I-doser est un concept mis au point par l’américain Nick Ashton. Ce concept se base sur des pistes audio lues sur le logiciel i-doser pour générer les effets d’une drogue sur la personne qui écoute. D’ailleurs les pistes audio vendues pour être écoutées avec i-doser portent des noms de drogues, allant du soft au hard (alcool, héroïne, etc., la drogue la plus dure étant « la porte de l’enfer »). Ce n’est pas le seul logiciel utilisant ce genre de concept, on connaît aussi Gnaural et SBaGen.
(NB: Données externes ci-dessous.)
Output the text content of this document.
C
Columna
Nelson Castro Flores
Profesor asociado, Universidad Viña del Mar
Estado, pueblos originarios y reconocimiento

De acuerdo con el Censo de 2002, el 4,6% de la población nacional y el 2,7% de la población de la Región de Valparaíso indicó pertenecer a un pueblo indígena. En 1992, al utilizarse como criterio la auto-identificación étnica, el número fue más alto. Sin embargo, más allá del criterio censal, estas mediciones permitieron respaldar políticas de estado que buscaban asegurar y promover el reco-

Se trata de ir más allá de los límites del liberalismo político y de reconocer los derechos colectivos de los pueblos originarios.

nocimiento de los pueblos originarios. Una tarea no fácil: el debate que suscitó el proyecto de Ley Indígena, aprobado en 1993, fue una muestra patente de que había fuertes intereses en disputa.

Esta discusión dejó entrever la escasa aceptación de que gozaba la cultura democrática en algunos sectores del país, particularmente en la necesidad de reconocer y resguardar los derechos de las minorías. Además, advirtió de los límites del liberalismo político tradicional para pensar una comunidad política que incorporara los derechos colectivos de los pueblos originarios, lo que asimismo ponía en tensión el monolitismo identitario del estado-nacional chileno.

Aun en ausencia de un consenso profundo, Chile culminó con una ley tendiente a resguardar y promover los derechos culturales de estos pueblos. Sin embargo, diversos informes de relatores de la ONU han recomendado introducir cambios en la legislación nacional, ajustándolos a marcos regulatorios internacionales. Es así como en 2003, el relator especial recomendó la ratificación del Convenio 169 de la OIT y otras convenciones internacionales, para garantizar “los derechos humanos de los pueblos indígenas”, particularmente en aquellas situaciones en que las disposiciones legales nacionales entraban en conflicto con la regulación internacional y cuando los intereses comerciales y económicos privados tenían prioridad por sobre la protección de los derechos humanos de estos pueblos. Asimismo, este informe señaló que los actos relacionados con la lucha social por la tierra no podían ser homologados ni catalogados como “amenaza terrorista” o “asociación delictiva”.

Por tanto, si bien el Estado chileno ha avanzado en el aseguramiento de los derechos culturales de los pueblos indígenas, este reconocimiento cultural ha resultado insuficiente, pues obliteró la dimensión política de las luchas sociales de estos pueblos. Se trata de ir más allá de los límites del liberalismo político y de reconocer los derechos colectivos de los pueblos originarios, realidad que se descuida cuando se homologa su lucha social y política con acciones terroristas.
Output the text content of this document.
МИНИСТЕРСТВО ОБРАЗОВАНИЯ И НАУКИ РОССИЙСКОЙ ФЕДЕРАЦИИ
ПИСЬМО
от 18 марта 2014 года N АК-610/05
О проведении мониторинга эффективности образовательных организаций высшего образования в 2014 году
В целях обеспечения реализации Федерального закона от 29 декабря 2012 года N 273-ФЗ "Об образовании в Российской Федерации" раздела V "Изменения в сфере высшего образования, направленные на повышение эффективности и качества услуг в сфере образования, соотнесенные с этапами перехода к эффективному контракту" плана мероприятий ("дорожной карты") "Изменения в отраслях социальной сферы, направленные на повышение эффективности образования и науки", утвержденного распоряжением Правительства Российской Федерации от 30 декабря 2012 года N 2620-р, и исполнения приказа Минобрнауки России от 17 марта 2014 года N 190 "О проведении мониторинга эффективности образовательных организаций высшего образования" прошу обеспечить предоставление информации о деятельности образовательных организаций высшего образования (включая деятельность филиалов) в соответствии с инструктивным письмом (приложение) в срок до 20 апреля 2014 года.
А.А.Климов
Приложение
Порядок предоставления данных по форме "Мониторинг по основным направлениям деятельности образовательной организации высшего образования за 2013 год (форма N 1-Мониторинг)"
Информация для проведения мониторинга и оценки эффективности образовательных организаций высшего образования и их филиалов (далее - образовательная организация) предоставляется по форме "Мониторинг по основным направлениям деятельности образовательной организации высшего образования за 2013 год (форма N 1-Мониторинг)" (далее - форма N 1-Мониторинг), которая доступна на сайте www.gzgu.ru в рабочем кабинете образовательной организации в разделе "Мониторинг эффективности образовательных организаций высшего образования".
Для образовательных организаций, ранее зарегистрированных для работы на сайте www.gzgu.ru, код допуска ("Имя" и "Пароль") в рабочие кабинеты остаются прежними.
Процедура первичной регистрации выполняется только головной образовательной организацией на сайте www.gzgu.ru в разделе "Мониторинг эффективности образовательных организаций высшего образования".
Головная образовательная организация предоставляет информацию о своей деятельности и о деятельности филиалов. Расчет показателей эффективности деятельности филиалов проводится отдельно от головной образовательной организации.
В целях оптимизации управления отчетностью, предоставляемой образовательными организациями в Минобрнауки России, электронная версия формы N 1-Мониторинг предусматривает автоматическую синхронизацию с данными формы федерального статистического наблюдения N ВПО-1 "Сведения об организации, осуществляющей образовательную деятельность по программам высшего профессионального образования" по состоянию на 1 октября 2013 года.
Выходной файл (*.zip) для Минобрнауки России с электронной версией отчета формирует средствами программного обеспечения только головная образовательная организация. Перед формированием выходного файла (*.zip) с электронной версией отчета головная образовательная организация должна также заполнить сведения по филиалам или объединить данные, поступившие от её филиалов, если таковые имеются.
Ces logiciels arrivent à ces effets en utilisant la théorie des battements binauraux : le cerveau réagit autrement quand on envoie des tonalités à fréquences légèrement différentes dans les deux oreilles. Cette théorie a d’abord été utilisée pour des diagnostics médicaux, notamment pour les problèmes d’ouïe ou la maladie de Parkinson.

Droguer légalement et sans risque en écoutant une piste audio

On a aussi essayé cette méthode en musicothérapie, mais les effets n’ont pas encore été scientifiquement prouvés. Quant à cette drogue virtuelle, certains témoignent n’avoir eu que des maux de tête ou des effets n’ayant rien à voir avec les effets de la drogue. La majorité des témoignages proviennent de jeunes adolescents en quête de sensation forte, affirmant qu’ils perdent le contrôle de certaines parties de leur corps (notamment les yeux), presque comme s’ils entraient en transe. Pour obtenir des effets, la « consommation » de ces drogues se fait d’une manière apparemment innocente : s’allonger dans un endroit calme, dans le noir – fermer les yeux et envoyer la dose – se concentrer sur le son en essayant de visualiser les ondes sonores autour de soi. La séance d’une dose peut aller de 35 à 45 minutes. Après une séance, on envoie une piste à 8Hz pour remettre le cerveau en place.

Comme ce concept a commencé à être en vogue seulement en 2006, on ne peut pas encore se fixer sur les effets secondaires, notamment sur le cerveau, engendrés par ce nouveau genre de drogue.